In this work, Scattolin and colleagues have impressively choreographed the reactions of several seemingly incompatible, highly reactive reagents, perfectly controlling which meets which, and when. The authors demonstrate that their method can be used to make not only simple N-trifluoromethylamide molecules, but also chemically sensitive ones such as those based on amino acids, drug scaffolds and the monomers used to make polymeric materials.

The reported reactions will enable medicinal chemists to prepare previously unavailable compounds for testing in drug-discovery programmes — some of these compounds might well display new biological activities. The addition of a methyl group to the nitrogen atom of an amide in drug candidates has long been used to alter the conformations adopted by those molecules6, thereby altering their biological activities; the ability to make N-trifluoromethylamides will broaden the scope of that strategy.

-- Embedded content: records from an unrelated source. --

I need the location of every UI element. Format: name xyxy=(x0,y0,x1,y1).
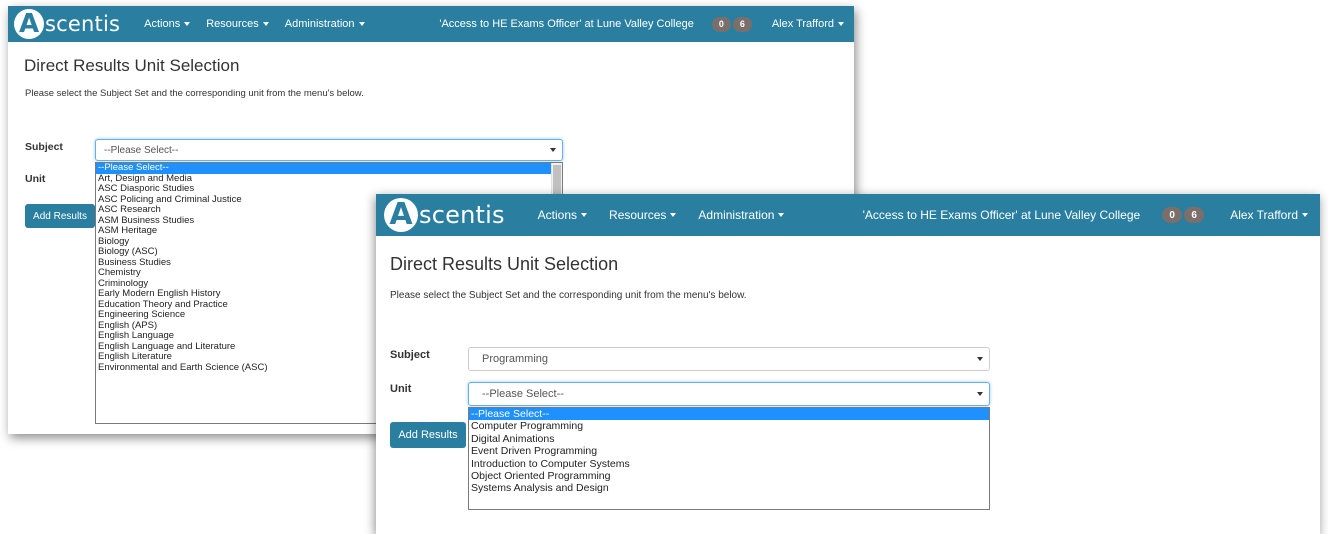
dropdown-option[interactable]: Object Oriented Programming xyxy=(469,470,989,482)
caret-down-icon xyxy=(670,213,677,217)
page-title: Direct Results Unit Selection xyxy=(24,56,240,75)
badge-count-b[interactable]: 6 xyxy=(732,16,752,32)
dropdown-option[interactable]: Event Driven Programming xyxy=(469,445,989,457)
caret-down-icon xyxy=(778,213,785,217)
ascentis-logo[interactable]: A scentis xyxy=(14,9,120,39)
chevron-down-icon xyxy=(550,148,556,152)
badge-count-a[interactable]: 0 xyxy=(1162,207,1183,223)
page-title: Direct Results Unit Selection xyxy=(390,254,619,274)
unit-select[interactable]: --Please Select-- xyxy=(468,382,990,406)
caret-down-icon xyxy=(581,213,588,217)
scrollbar-thumb[interactable] xyxy=(553,165,561,195)
notification-badges[interactable]: 0 6 xyxy=(711,16,754,32)
dropdown-option[interactable]: --Please Select-- xyxy=(469,408,989,421)
dropdown-option[interactable]: ASC Diasporic Studies xyxy=(96,183,562,195)
page-description: Please select the Subject Set and the co… xyxy=(25,88,364,99)
caret-down-icon xyxy=(1302,213,1308,217)
user-menu[interactable]: Alex Trafford xyxy=(772,18,844,30)
logo-mark: A xyxy=(14,9,44,39)
nav-resources[interactable]: Resources xyxy=(609,208,677,222)
unit-label: Unit xyxy=(390,383,412,395)
current-role[interactable]: 'Access to HE Exams Officer' at Lune Val… xyxy=(863,208,1141,222)
caret-down-icon xyxy=(838,22,844,26)
caret-down-icon xyxy=(358,22,365,26)
window-unit-selection: A scentis Actions Resources Administrati… xyxy=(376,194,1320,534)
dropdown-option[interactable]: --Please Select-- xyxy=(96,163,562,174)
navbar: A scentis Actions Resources Administrati… xyxy=(8,6,854,42)
nav-administration[interactable]: Administration xyxy=(285,18,365,30)
add-results-button[interactable]: Add Results xyxy=(390,422,466,448)
page-description: Please select the Subject Set and the co… xyxy=(390,290,747,301)
chevron-down-icon xyxy=(977,357,983,361)
subject-label: Subject xyxy=(390,349,430,361)
dropdown-option[interactable]: Systems Analysis and Design xyxy=(469,482,989,494)
nav-actions[interactable]: Actions xyxy=(538,208,588,222)
ascentis-logo[interactable]: A scentis xyxy=(384,198,505,232)
notification-badges[interactable]: 0 6 xyxy=(1162,207,1206,223)
user-menu[interactable]: Alex Trafford xyxy=(1230,208,1308,222)
unit-label: Unit xyxy=(25,173,46,185)
caret-down-icon xyxy=(262,22,269,26)
logo-mark: A xyxy=(384,198,418,232)
nav-resources[interactable]: Resources xyxy=(206,18,269,30)
nav-administration[interactable]: Administration xyxy=(698,208,785,222)
subject-select[interactable]: Programming xyxy=(468,347,990,371)
dropdown-option[interactable]: Computer Programming xyxy=(469,420,989,432)
unit-dropdown-list[interactable]: --Please Select-- Computer Programming Dig… xyxy=(468,407,990,510)
nav-actions[interactable]: Actions xyxy=(144,18,191,30)
subject-select[interactable]: --Please Select-- xyxy=(95,139,563,161)
add-results-button[interactable]: Add Results xyxy=(25,204,95,228)
caret-down-icon xyxy=(184,22,191,26)
dropdown-option[interactable]: Digital Animations xyxy=(469,433,989,445)
navbar: A scentis Actions Resources Administrati… xyxy=(376,194,1320,236)
badge-count-a[interactable]: 0 xyxy=(711,16,731,32)
dropdown-option[interactable]: Introduction to Computer Systems xyxy=(469,458,989,470)
current-role[interactable]: 'Access to HE Exams Officer' at Lune Val… xyxy=(439,18,693,30)
chevron-down-icon xyxy=(977,392,983,396)
subject-label: Subject xyxy=(25,141,63,153)
badge-count-b[interactable]: 6 xyxy=(1184,207,1205,223)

There are, however, drawbacks to the new chemistry that will need to be addressed before it can be used on the industrial scales needed to manufacture a drug. The main issue is that the reactions require substantial quantities of the necessary reagents: every fluorine atom introduced into a molecule, plus two more that are expelled during the reaction, is accompanied by an atom of silver, meaning that five atoms of silver are needed for every molecule of product. This is acceptable for the initial stages of drug discovery (lead development and optimization), which typically involve only milligram to gram quantities of drug candidates. However, it would not be sustainable for synthesizing compounds on the kilogram scales needed for testing in clinical trials, let alone for industrial manufacturing processes, because of the cost and large amount of waste produced. Another breakthrough will be needed to find a way of synthesizing N-trifluoromethylamides sustainably on such large scales.

Looking beyond medicinal chemistry, Scattolin and co-workers’ findings reveal that isothiocyanate groups can act as precursors of trifluoromethyl groups bonded to nitrogen atoms. Their reactions might find much wider use in chemical synthesis, where the ability to make trifluoromethyl-substituted nitrogen compounds could facilitate the design and synthesis of catalysts or materials with new properties.